Track costs for all API operations:

from azure_llm_toolkit import (
    AzureLLMClient,
    InMemoryCostTracker,
    CostEstimator
)

# Create cost tracker
cost_tracker = InMemoryCostTracker(currency="kr")

# Create cost estimator with custom pricing
cost_estimator = CostEstimator(currency="kr")
cost_estimator.set_model_pricing(
    model="gpt-4o",
    input_price=41.25,  # per 1M tokens
    output_price=165.00,
    cached_input_price=20.63
)

# Create client with cost tracking
client = AzureLLMClient(
    cost_tracker=cost_tracker,
    cost_estimator=cost_estimator
)

# Perform operations
await client.chat_completion(
    messages=[{"role": "user", "content": "Hello!"}],
    track_cost=True  # Enable cost tracking for this call
)

# Get cost summary
summary = cost_tracker.get_summary()
print(f"Total cost: {summary['total_cost']:.2f} {summary['currency']}")
print(f"By category: {summary['by_category']}")
print(f"By model: {summary['by_model']}")

Custom Cost Tracker

Implement your own cost tracker (e.g., database-backed):

from azure_llm_toolkit import CostTracker
from typing import Any

class DatabaseCostTracker(CostTracker):
    def __init__(self, db_connection):
        self.db = db_connection
    
    def record_cost(
        self,
        category: str,
        model: str,
        tokens_input: int,
        tokens_output: int,
        tokens_cached_input: int,
        currency: str,
        amount: float,
        metadata: dict[str, Any] | None = None,
    ) -> None:
        self.db.execute(
            "INSERT INTO costs (category, model, tokens_input, tokens_output, amount) "
            "VALUES (?, ?, ?, ?, ?)",
            (category, model, tokens_input, tokens_output, amount)
        )
    
    def get_total_cost(self, category: str | None = None) -> float:
        if category:
            return self.db.query("SELECT SUM(amount) FROM costs WHERE category = ?", (category,))
        return self.db.query("SELECT SUM(amount) FROM costs")

# Use custom tracker
tracker = DatabaseCostTracker(my_db)
client = AzureLLMClient(cost_tracker=tracker)

Batch Embeddings

Efficiently embed large numbers of texts:

# Embed many documents with automatic batching
documents = [f"Document {i}" for i in range(10000)]

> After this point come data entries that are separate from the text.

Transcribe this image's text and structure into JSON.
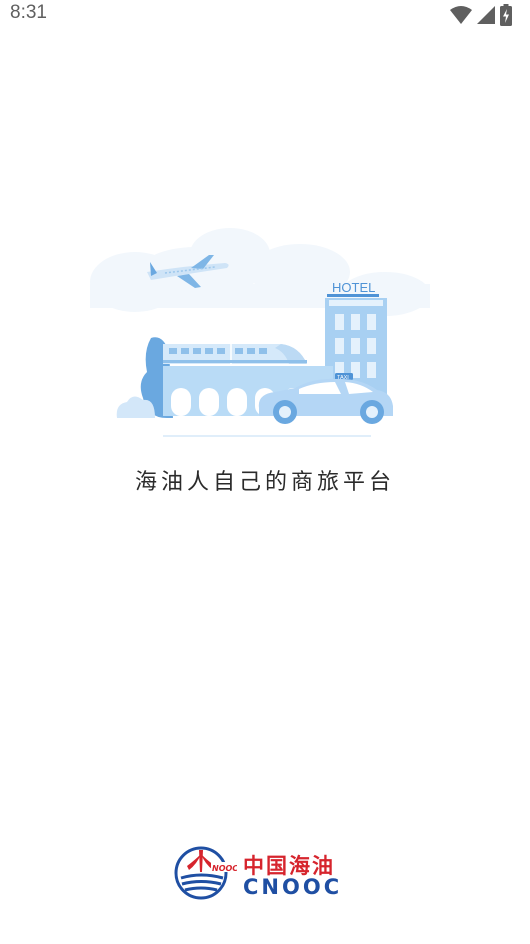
{
  "status_bar": {
    "time": "8:31",
    "icons": [
      "wifi-icon",
      "cell-signal-icon",
      "battery-charging-icon"
    ]
  },
  "splash": {
    "illustration": {
      "hotel_sign": "HOTEL",
      "taxi_sign": "TAXI",
      "theme_color": "#a8d0f2"
    },
    "tagline": "海油人自己的商旅平台"
  },
  "brand": {
    "name_cn": "中国海油",
    "name_en": "CNOOC",
    "emblem_text": "NOOC",
    "colors": {
      "red": "#d6242d",
      "blue": "#1f4fa3"
    }
  }
}
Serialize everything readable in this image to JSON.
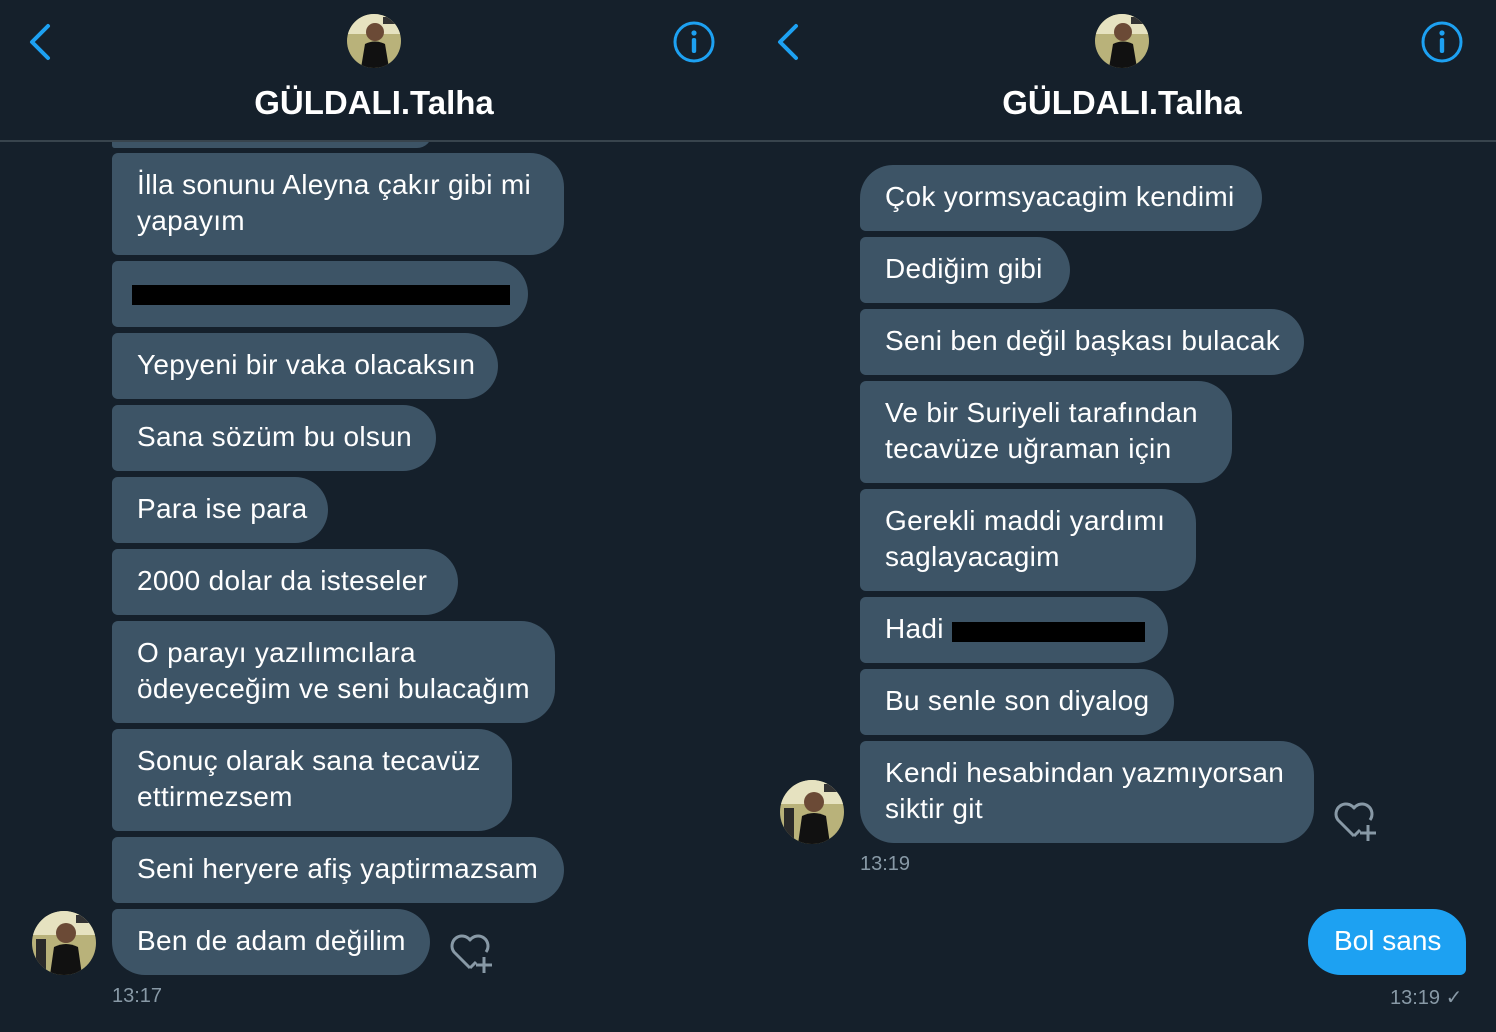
{
  "left": {
    "header": {
      "title": "GÜLDALI.Talha"
    },
    "messages": [
      "İlla sonunu Aleyna çakır gibi mi\nyapayım",
      "",
      "Yepyeni bir vaka olacaksın",
      "Sana sözüm bu olsun",
      "Para ise para",
      "2000 dolar da isteseler",
      "O parayı yazılımcılara\nödeyeceğim ve seni bulacağım",
      "Sonuç olarak sana tecavüz\nettirmezsem",
      "Seni heryere afiş yaptirmazsam",
      "Ben de adam değilim"
    ],
    "time": "13:17"
  },
  "right": {
    "header": {
      "title": "GÜLDALI.Talha"
    },
    "messages": [
      "Çok yormsyacagim kendimi",
      "Dediğim gibi",
      "Seni ben değil başkası bulacak",
      "Ve bir Suriyeli tarafından\ntecavüze uğraman için",
      "Gerekli maddi yardımı\nsaglayacagim",
      "Hadi",
      "Bu senle son diyalog",
      "Kendi hesabindan yazmıyorsan\nsiktir git"
    ],
    "time": "13:19",
    "sent": {
      "text": "Bol sans",
      "time": "13:19 ✓"
    }
  },
  "colors": {
    "background": "#15202b",
    "bubble_received": "#3d5466",
    "bubble_sent": "#1da1f2",
    "accent": "#1da1f2",
    "timestamp": "#8899a6"
  },
  "icons": [
    "back-chevron-icon",
    "info-icon",
    "heart-plus-icon",
    "checkmark-icon"
  ]
}
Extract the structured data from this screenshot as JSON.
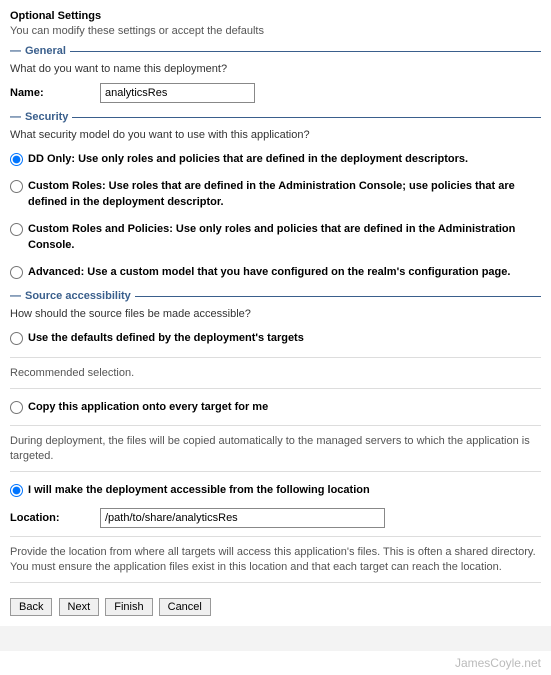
{
  "header": {
    "title": "Optional Settings",
    "subtitle": "You can modify these settings or accept the defaults"
  },
  "sections": {
    "general": {
      "title": "General",
      "prompt": "What do you want to name this deployment?",
      "name_label": "Name:",
      "name_value": "analyticsRes"
    },
    "security": {
      "title": "Security",
      "prompt": "What security model do you want to use with this application?",
      "options": {
        "dd_only": "DD Only: Use only roles and policies that are defined in the deployment descriptors.",
        "custom_roles": "Custom Roles: Use roles that are defined in the Administration Console; use policies that are defined in the deployment descriptor.",
        "custom_roles_policies": "Custom Roles and Policies: Use only roles and policies that are defined in the Administration Console.",
        "advanced": "Advanced: Use a custom model that you have configured on the realm's configuration page."
      }
    },
    "source": {
      "title": "Source accessibility",
      "prompt": "How should the source files be made accessible?",
      "options": {
        "defaults": "Use the defaults defined by the deployment's targets",
        "copy": "Copy this application onto every target for me",
        "location": "I will make the deployment accessible from the following location"
      },
      "recommended_note": "Recommended selection.",
      "copy_note": "During deployment, the files will be copied automatically to the managed servers to which the application is targeted.",
      "location_label": "Location:",
      "location_value": "/path/to/share/analyticsRes",
      "location_note": "Provide the location from where all targets will access this application's files. This is often a shared directory. You must ensure the application files exist in this location and that each target can reach the location."
    }
  },
  "buttons": {
    "back": "Back",
    "next": "Next",
    "finish": "Finish",
    "cancel": "Cancel"
  },
  "watermark": "JamesCoyle.net"
}
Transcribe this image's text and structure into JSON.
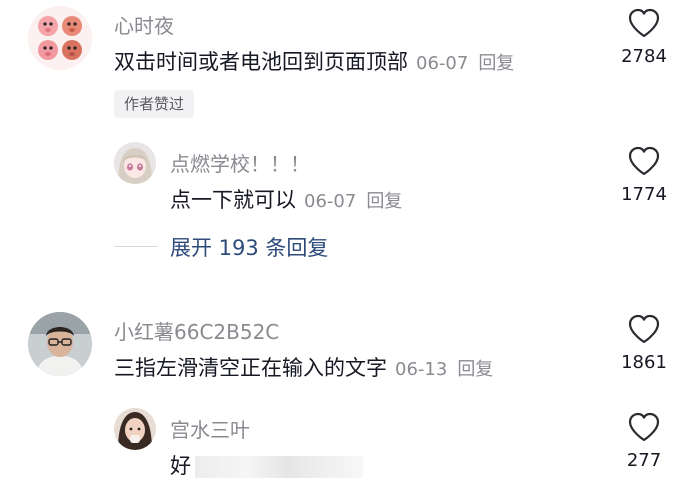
{
  "comments": [
    {
      "username": "心时夜",
      "text": "双击时间或者电池回到页面顶部",
      "date": "06-07",
      "reply_label": "回复",
      "likes": "2784",
      "badge": "作者赞过",
      "avatar_icon": "cartoon-pig-faces-avatar",
      "replies": [
        {
          "username": "点燃学校！！！",
          "text": "点一下就可以",
          "date": "06-07",
          "reply_label": "回复",
          "likes": "1774",
          "avatar_icon": "anime-girl-avatar"
        }
      ],
      "expand_label": "展开 193 条回复"
    },
    {
      "username": "小红薯66C2B52C",
      "text": "三指左滑清空正在输入的文字",
      "date": "06-13",
      "reply_label": "回复",
      "likes": "1861",
      "avatar_icon": "man-with-glasses-avatar",
      "replies": [
        {
          "username": "宫水三叶",
          "text": "好",
          "likes": "277",
          "avatar_icon": "woman-photo-avatar"
        }
      ]
    }
  ],
  "colors": {
    "primary_text": "#161823",
    "secondary_text": "#8a8b91",
    "expand_link": "#2d4a7a",
    "badge_bg": "#f2f2f4"
  }
}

result = await client.embed_texts(
    texts=documents,
    batch_size=100,  # Process 100 at a time
    track_cost=True
)

print(f"Embedded {len(result.embeddings)} documents")
print(f"Total tokens: {result.usage.total_tokens}")

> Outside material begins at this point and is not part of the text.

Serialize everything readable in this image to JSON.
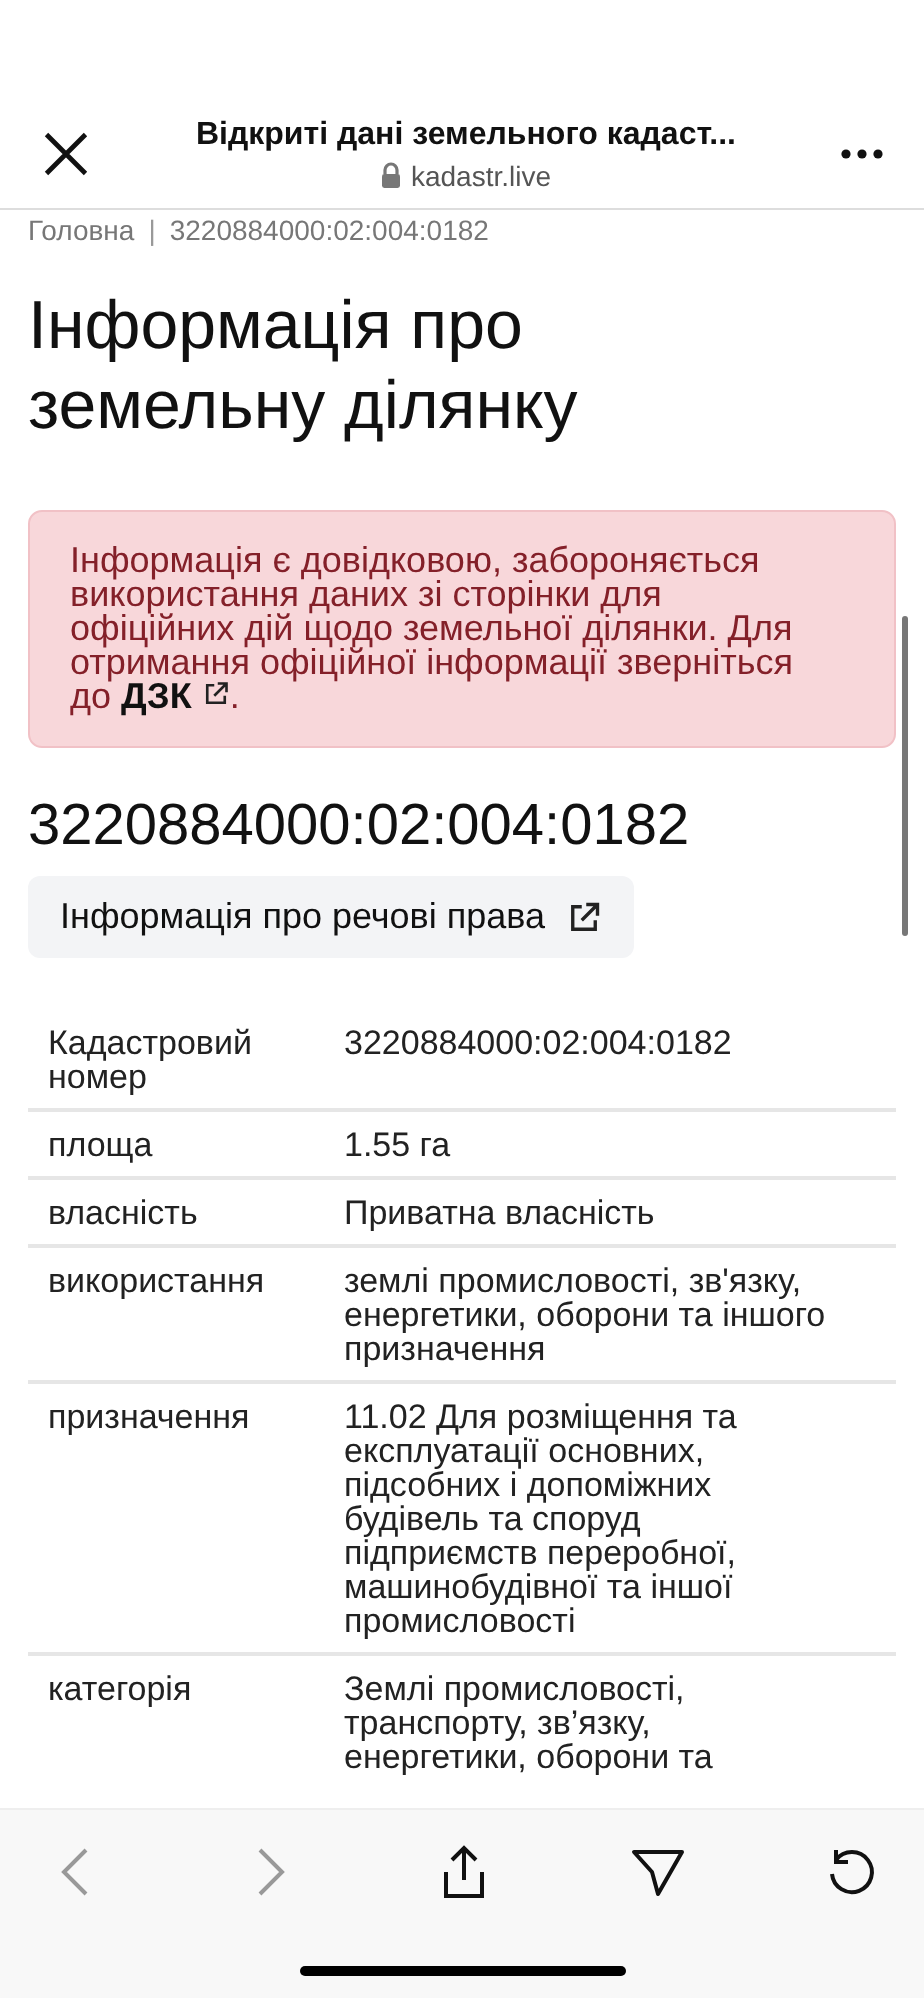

High-Performance Batch Embedding with Polars

For large-scale embedding tasks, use the Polars-based batch embedder:

import polars as pl
from azure_llm_toolkit import AzureConfig, PolarsBatchEmbedder

# Create DataFrame with texts
df = pl.DataFrame({
    "id": range(10000),
    "text": [f"Document {i} content..." for i in range(10000)]
})

# Configure embedder
config = AzureConfig()
embedder = PolarsBatchEmbedder(
    config=config,
    max_tokens_per_minute=450_000,  # Adjust based on your quota
    max_lists_per_query=1000,  # Texts per API call
)

# Embed entire DataFrame
result_df = await embedder.embed_dataframe(df, text_column="text")

# Result includes:
# - Original columns
# - text.tokens: Token IDs
# - text.token_count: Token counts
# - text.embedding: Embedding vectors

print(f"Embedded {len(result_df)} documents")
print(f"Total tokens: {result_df['text.token_count'].sum():,}")

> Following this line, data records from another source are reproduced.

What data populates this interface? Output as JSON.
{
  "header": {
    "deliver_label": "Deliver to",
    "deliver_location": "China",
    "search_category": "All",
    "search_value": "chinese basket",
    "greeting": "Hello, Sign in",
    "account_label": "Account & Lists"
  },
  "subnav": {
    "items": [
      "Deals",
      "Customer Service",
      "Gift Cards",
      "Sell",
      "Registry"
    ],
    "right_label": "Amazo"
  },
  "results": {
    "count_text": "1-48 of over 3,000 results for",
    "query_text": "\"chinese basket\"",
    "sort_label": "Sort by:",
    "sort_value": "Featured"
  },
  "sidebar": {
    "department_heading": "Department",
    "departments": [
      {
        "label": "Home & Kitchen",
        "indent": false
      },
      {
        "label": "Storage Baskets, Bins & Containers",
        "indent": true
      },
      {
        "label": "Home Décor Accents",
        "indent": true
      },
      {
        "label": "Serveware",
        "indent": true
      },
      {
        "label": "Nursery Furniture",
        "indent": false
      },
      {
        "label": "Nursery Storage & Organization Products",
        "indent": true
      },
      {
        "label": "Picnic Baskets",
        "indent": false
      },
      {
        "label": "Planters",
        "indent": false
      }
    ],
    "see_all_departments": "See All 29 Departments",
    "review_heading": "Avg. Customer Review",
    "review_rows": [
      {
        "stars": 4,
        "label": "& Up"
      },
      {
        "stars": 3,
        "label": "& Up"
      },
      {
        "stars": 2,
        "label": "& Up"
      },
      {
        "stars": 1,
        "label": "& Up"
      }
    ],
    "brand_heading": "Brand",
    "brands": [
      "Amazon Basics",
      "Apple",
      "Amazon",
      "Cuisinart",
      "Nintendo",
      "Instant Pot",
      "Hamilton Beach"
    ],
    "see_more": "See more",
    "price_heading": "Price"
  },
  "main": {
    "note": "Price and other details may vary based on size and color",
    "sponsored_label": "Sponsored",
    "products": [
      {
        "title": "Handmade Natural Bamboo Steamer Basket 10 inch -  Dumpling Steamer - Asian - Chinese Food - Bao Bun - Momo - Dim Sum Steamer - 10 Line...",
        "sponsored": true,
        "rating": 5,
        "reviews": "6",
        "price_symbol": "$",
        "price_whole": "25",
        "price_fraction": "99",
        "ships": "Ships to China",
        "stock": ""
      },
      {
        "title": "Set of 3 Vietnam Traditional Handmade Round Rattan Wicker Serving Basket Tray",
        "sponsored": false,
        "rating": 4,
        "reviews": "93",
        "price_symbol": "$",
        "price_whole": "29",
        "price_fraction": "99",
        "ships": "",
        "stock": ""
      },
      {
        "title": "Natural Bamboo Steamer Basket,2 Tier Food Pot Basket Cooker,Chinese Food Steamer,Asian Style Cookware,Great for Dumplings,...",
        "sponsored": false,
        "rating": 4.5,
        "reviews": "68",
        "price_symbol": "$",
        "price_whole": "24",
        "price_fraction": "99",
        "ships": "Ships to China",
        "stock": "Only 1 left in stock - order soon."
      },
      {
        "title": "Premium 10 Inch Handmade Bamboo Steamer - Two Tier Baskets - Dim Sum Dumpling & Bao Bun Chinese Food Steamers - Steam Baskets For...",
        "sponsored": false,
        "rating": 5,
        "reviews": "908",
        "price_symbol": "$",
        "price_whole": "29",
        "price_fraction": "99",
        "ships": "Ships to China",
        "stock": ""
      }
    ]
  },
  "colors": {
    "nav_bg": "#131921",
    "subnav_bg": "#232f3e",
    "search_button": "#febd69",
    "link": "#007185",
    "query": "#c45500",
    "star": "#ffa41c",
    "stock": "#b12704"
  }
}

# Save to Parquet for later use
result_df.write_parquet("embeddings.parquet")

Features of the Polars batch embedder:

  • Intelligent batching: Automatically creates batches based on token and list limits
  • Weighted averaging: Handles texts exceeding token limits by splitting and averaging
  • Incremental processing: Only embed new documents (skip existing embeddings)
  • Progress tracking: Built-in tqdm progress bars
  • High performance: Uses multiprocessing for tokenization and Polars for data operations
  • Disk caching: Optional saving of intermediate results

Disk-Based Caching

Save costs and improve performance by caching LLM responses:

from azure_llm_toolkit import AzureConfig, AzureLLMClient, CacheManager

# Create client with caching enabled (default)
config = AzureConfig()
client = AzureLLMClient(config=config, enable_cache=True)

texts = ["Hello world", "Azure OpenAI", "Machine learning"]

# First call - hits the API
result1 = await client.embed_texts(texts, use_cache=True)
print(f"Generated {len(result1.embeddings)} embeddings")

# Second call - retrieves from cache (no API call, no cost!)
result2 = await client.embed_texts(texts, use_cache=True)
print(f"Retrieved {len(result2.embeddings)} embeddings from cache")

# Works with chat completions too
messages = [{"role": "user", "content": "What is AI?"}]
response1 = await client.chat_completion(messages, use_cache=True)  # API call
response2 = await client.chat_completion(messages, use_cache=True)  # From cache

# Get cache statistics
cache_manager = client.cache_manager
stats = cache_manager.get_stats()
print(f"Cache size: {stats['total_size_mb']:.2f} MB")
print(f"Total files: {stats['total_files']}")

# Clear cache when needed
cache_manager.clear_all()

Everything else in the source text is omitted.